Suami Enggak Ada Akhlak

945 44 25
                                    

By LutfiahAnggrainiSyah

***

"Aku capek, Pa."

Muhammad Taufiq, lelaki yang baru saja dipanggil 'Pa' oleh istrinya-Nor Rahmadaniati. Akrabnya disapa Mahda.

Taufiq abai, fokus pada koran yang digenggamnya-sama sekali tidak melirik ke arah istri satu-satunya itu. "Kalau capek, ya istirahatlah, Mah."

Mahda menggeram, menahan kesal. "Aku capek!" ulangnya.

"Ya udah, sana istirahat," jawab Taufiq malas, tangannya membuka halaman koran selanjutnya.
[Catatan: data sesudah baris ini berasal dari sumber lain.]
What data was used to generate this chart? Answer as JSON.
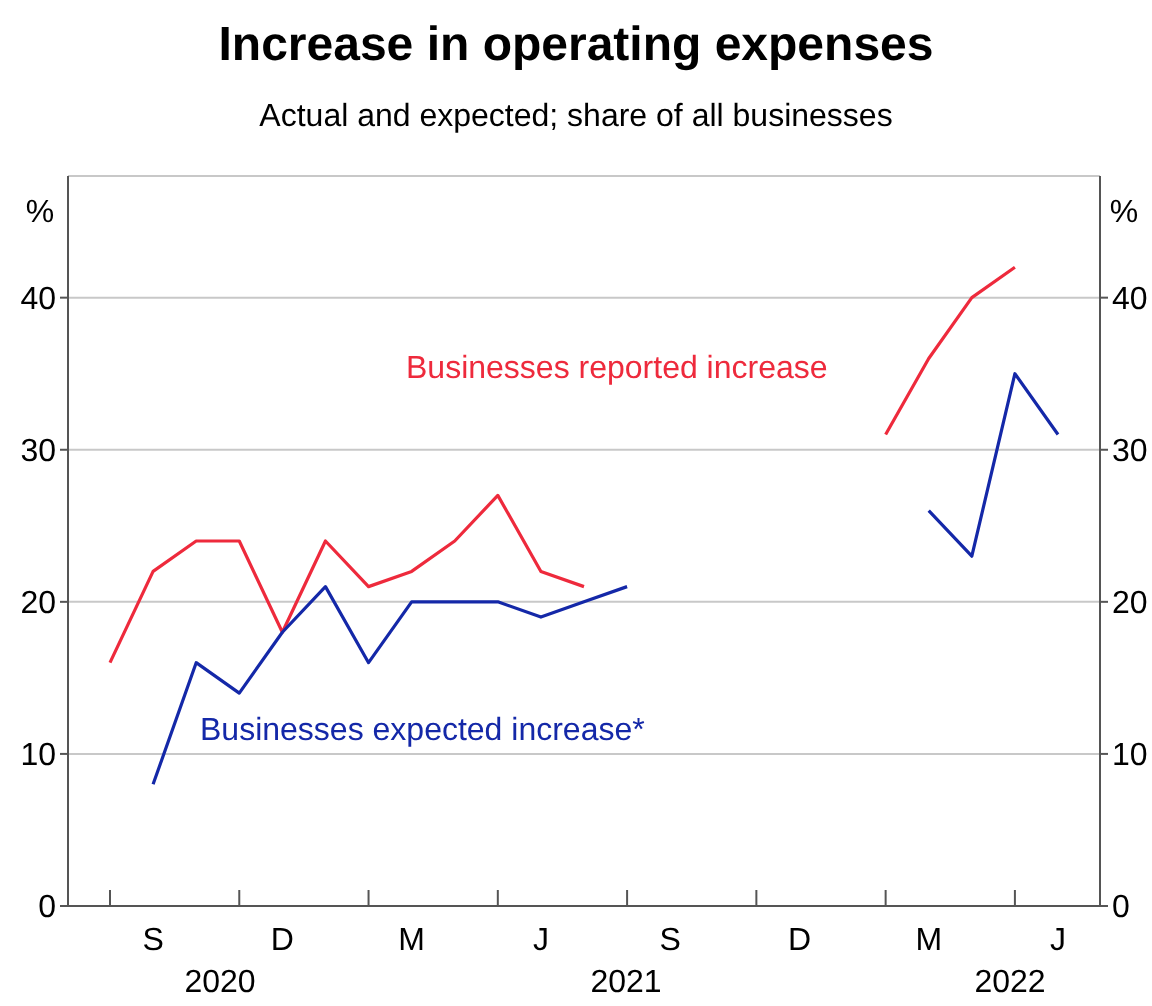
{
  "chart_data": {
    "type": "line",
    "title": "Increase in operating expenses",
    "subtitle": "Actual and expected; share of all businesses",
    "ylabel": "%",
    "y2label": "%",
    "categories": [
      null,
      "S",
      null,
      null,
      "D",
      null,
      null,
      "M",
      null,
      null,
      "J",
      null,
      null,
      "S",
      null,
      null,
      "D",
      null,
      null,
      "M",
      null,
      null,
      "J"
    ],
    "series": [
      {
        "name": "Businesses reported increase",
        "color": "#ee2a3c",
        "values": [
          16,
          22,
          24,
          24,
          18,
          24,
          21,
          22,
          24,
          27,
          22,
          21,
          null,
          null,
          null,
          null,
          null,
          null,
          31,
          36,
          40,
          42,
          null
        ]
      },
      {
        "name": "Businesses expected increase*",
        "color": "#1428a8",
        "values": [
          null,
          8,
          16,
          14,
          18,
          21,
          16,
          20,
          20,
          20,
          19,
          20,
          21,
          null,
          null,
          null,
          null,
          null,
          null,
          26,
          23,
          35,
          31
        ]
      }
    ],
    "annotations": [
      "2020",
      "2021",
      "2022"
    ],
    "ylim": [
      0,
      48
    ],
    "yticks": [
      0,
      10,
      20,
      30,
      40
    ],
    "y2lim": [
      0,
      48
    ],
    "y2ticks": [
      0,
      10,
      20,
      30,
      40
    ],
    "grid": "y",
    "legend": false,
    "marker": "none",
    "line_style": "solid"
  }
}
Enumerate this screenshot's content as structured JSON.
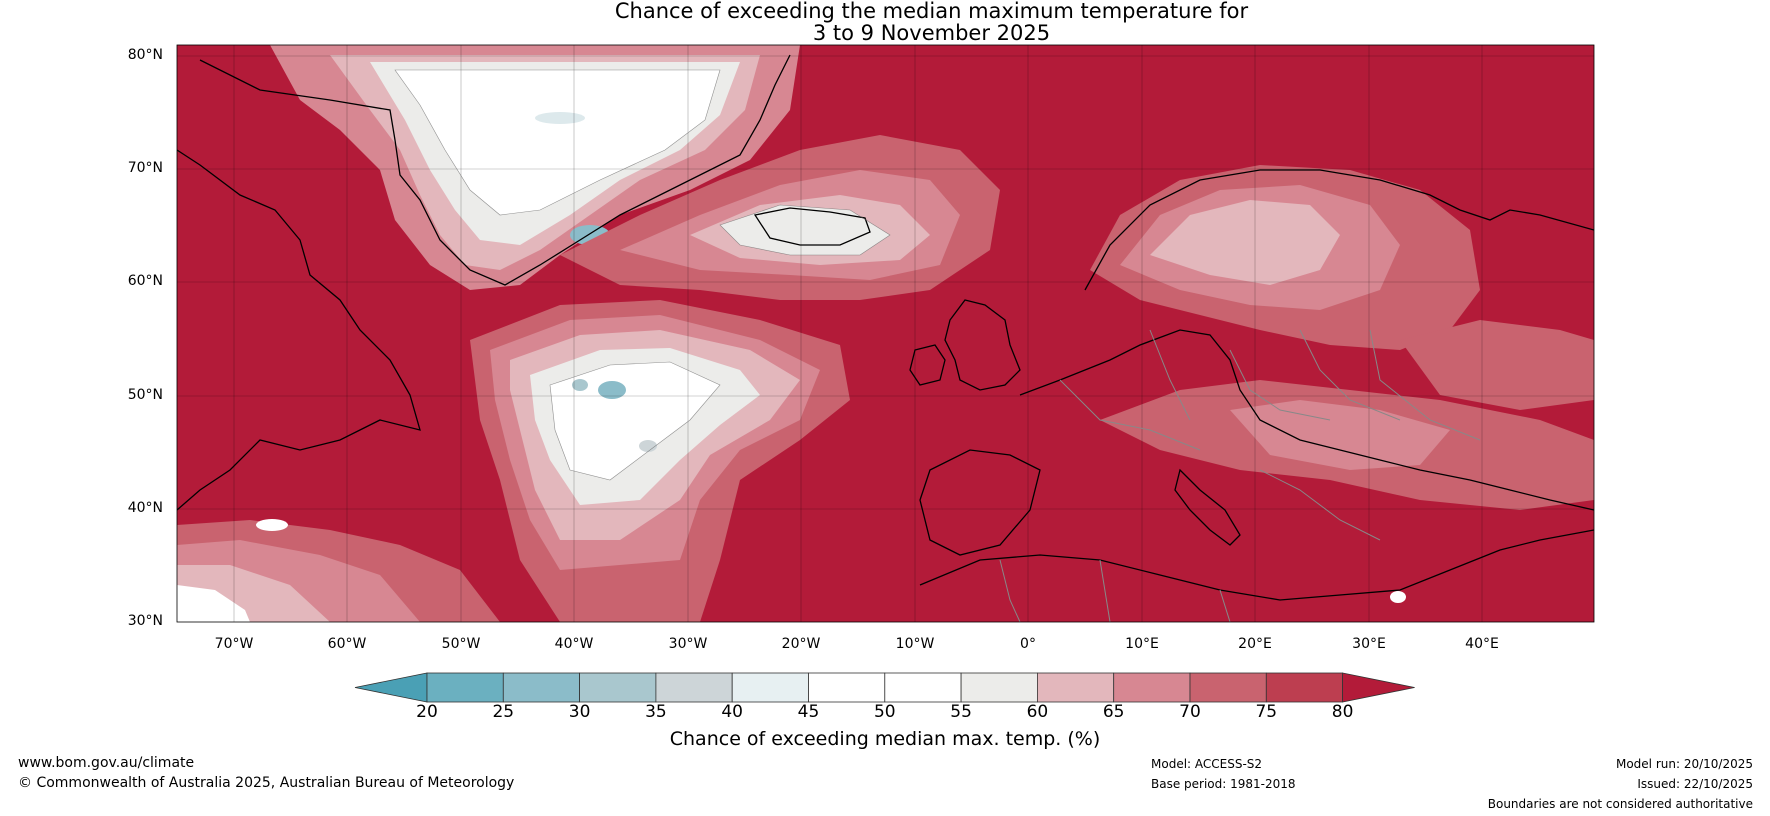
{
  "title": {
    "line1": "Chance of exceeding the median maximum temperature for",
    "line2": "3 to 9 November 2025"
  },
  "map": {
    "lat_labels": [
      "80°N",
      "70°N",
      "60°N",
      "50°N",
      "40°N",
      "30°N"
    ],
    "lon_labels": [
      "70°W",
      "60°W",
      "50°W",
      "40°W",
      "30°W",
      "20°W",
      "10°W",
      "0°",
      "10°E",
      "20°E",
      "30°E",
      "40°E"
    ],
    "lat_range": [
      30,
      81
    ],
    "lon_range": [
      -75,
      50
    ]
  },
  "colorbar": {
    "ticks": [
      "20",
      "25",
      "30",
      "35",
      "40",
      "45",
      "50",
      "55",
      "60",
      "65",
      "70",
      "75",
      "80"
    ],
    "colors": [
      "#4aa0b5",
      "#6bb0c0",
      "#8bbcc9",
      "#a9c7ce",
      "#cdd5d8",
      "#e7f0f2",
      "#ffffff",
      "#ffffff",
      "#ececea",
      "#e3b7bc",
      "#d78792",
      "#c9636f",
      "#bd3e50",
      "#b31b39"
    ],
    "label": "Chance of exceeding median max. temp. (%)"
  },
  "footer": {
    "url": "www.bom.gov.au/climate",
    "copyright": "© Commonwealth of Australia 2025, Australian Bureau of Meteorology",
    "model": "Model: ACCESS-S2",
    "base_period": "Base period: 1981-2018",
    "model_run": "Model run: 20/10/2025",
    "issued": "Issued: 22/10/2025",
    "disclaimer": "Boundaries are not considered authoritative"
  }
}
"Aku gak bisa kamu selingkuhi kesekian kalinya ya, Pa!" kata Mahda memalingkan muka. "Aku perempuan, hati aku gak sebaja itu. Harusnya, tiga tahun lalu kamu gak usah nikahi aku."

Taufiq menatap Mahda yang menahan tangis. "Terus kenapa? Lagian, istri aku 'kan cuma kamu, Mah. Aku rasa gak masalah," jawabnya kelewat santai. "Dari awal aku 'kan udah bilang kalau aku gak bisa hidup sama satu perempuan. Kenapa kamu baru komentar sekarang?"

Kenapa? Karena Mahda percaya kalau suaminya bisa berubah.

Tiga tahun terakhir Mahda menunggu untuk dijadikan wanita satu-satunya bagi Taufiq-bukan hanya sekadar istri satu-satunya. Tiga tahun terakhir, ia menelan pil pahit tanpa air yang mendorongnya. Tiga tahun terakhir, ia menahan hasrat untuk bercerai ketika melihat Taufiq menggandeng dan memeluk perempuan lain di depan matanya. Dan, tiga tahun terakhir, Mahda mencoba tidak membenci keluarganya yang menjodohkan dirinya dengan Taufiq, karena uang.

Tapi, di tahun ke tiga ini, Mahda menyerah.

"Aku mau cerai."

Taufiq menatap mata Mahda dalam. Ia letakkan koran di atas meja. Speechless, benar-benar tak percaya kalimat sakral itu keluar dari mulut istrinya. "Gak bisa!" tegas Taufiq. "Aku cinta kamu. Jangan pernah bilang mau cerai lagi!"

Taufiq beranjak menuju kamar, tidak menerima penolakan. Tidak menerima jawaban apa pun lagi. Ia ... memang egois.

Lagi, Mahda terdiam. Kembali menangis. Meratapi hidup dan hatinya yang berantakan.

Mencintainya katanya? Cinta seperti apa yang selalu menabur luka? Cinta seperti apa yang selalu menyemat air mata? Cinta seperti apa yang malah mendua?

Katakan! Cinta seperti apa?!

Mahda ... ia benci pada takdirnya. Sampai kapan takdir mempermainkannya? Dan, sampai kapan ia berhenti mengucapkan,

"Selamat datang kembali, luka."

Seperti sore itu, Taufiq pulang dengan kemeja putih yang sudah lusuh dengan tiga kancing atasnya yang sudah terlepas, jasnya ia sampirkan di pundak, rambutnya berantakan, dan tangan kanannya menjinjing tas hitam berbahan kulit yang biasa dibawanya.

Mahda, dengan senyum dan binar coklat hangat matanya menyambut Taufiq, mengambil tas serta jasnya dengan lembut. Taufiq balas tersenyum, ia cium kening istrinya itu, lalu memeluk pinggangnya mesra, berjalan memasuki rumah mereka berdua. Memang, di balik tingkah sialannya, Taufiq cukup romantis, memperlakukan Mahda layaknya tuan putri.

Berkali-kali, Taufiq menciumi puncak kepala Mahda. Mahda hanya bisa tersenyum, perasaannya senang bukan main. Sampai Taufiq berkata, "Nanti malam Ratna mau ke rumah, ikut dinner sama kita."

"Rat-na?"

Mahda sontak berhenti, kebahagiaan yang dirasakannya kini menguap entah ke mana digantikan perasaan sesak luar biasa.

Ratna-sahabatnya, yang sekarang berstatus menjadi pacar suaminya dan entah, apa masih pantas disebut sahabat Mahda? Iya, Mahda tahu setiap perempuan-perempuan yang menjadi pacar suaminya dan, itu ... Taufiq sendiri yang bilang. Gila memang! Bahkan, Mulya yang berstatus sebagai sepupu Mahda, juga pernah menjadi pacar Taufiq.